Biofilters - History of Biofilters

Biofilters

The biofilter was first proposed by a German scientist named H. Bach in 1923. Bach's idea was to use living organisms to break down hydrogen sulfide, a poisonous gas, which was made by waste water treatment facilities. Over time, biofilters and bioreactors have been adopted as naturally-based ways to control pollution. Many micro-organisms, like algae and bacteria, are able to absorb and break down chemicals that are harmful to us. Biofilters take advantage of their abilities to clean our air and water.

The first biofilter to be installed was in Long Beach, California, in 1953. This was a soil bed, which controlled odors from a sewer main using the microbes that live in soil. The patent for this design was issued to Richard Pomeroy in 1957. A similar soil bed was installed at a waste water facility in Nuremburg, Germany, in 1959.

  • Biofilters are now very common as part of waste water management, but they have a variety of other uses. Many factories clean their air to remove Volatile Organic Compounds (VOCs) using biofilters. VOCs are gases that are not only smelly, but dangerous to humans and animals. Micro-organisms can absorb and oxidize these, turning them in to less harmful gases.
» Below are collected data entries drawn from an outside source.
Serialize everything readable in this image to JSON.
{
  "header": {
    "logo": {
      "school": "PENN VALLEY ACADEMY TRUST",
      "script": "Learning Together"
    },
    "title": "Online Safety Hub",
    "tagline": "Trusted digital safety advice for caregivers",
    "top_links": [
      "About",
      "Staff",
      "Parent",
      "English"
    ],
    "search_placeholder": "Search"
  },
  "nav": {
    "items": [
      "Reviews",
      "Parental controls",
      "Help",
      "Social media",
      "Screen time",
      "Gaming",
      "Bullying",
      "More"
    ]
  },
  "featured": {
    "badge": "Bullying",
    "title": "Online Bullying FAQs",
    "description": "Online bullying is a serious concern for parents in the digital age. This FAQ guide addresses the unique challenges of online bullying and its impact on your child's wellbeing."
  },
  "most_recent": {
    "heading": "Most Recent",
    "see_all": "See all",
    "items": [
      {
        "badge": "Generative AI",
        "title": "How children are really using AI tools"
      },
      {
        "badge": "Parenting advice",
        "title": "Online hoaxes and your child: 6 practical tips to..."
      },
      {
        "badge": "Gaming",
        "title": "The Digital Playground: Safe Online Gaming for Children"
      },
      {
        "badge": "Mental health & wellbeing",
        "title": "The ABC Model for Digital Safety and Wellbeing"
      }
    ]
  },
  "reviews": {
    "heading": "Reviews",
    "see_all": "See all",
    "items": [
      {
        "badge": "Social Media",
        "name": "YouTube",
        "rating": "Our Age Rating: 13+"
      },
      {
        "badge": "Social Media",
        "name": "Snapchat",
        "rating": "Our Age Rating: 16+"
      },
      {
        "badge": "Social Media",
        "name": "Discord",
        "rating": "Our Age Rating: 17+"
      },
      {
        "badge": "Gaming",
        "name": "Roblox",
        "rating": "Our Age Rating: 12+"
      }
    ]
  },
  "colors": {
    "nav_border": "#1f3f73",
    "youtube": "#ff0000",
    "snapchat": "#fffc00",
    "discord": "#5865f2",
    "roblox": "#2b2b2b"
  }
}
  • New uses continue to be developed. The harmful gases and chemicals biofilters are used to break down include sulfides, alcohols, ammonia, acrylate, organic acids, amines, and hydrocarbons.

  • Biofilters can take the form of soil beds, bioreactors containing large numbers of bacteria, and water "trickling plants" containing algae and other organisms, to name a few types.

  • The deepest operating biofiltration plant in the world is 1.3 miles (2 kilometers) underground at SNOLAB, a particle physics laboratory in Sudbury, Ontario, Canada. Their waste water treatment bioreactor allows the large underground laboratory to have the world's deepest flush toilets.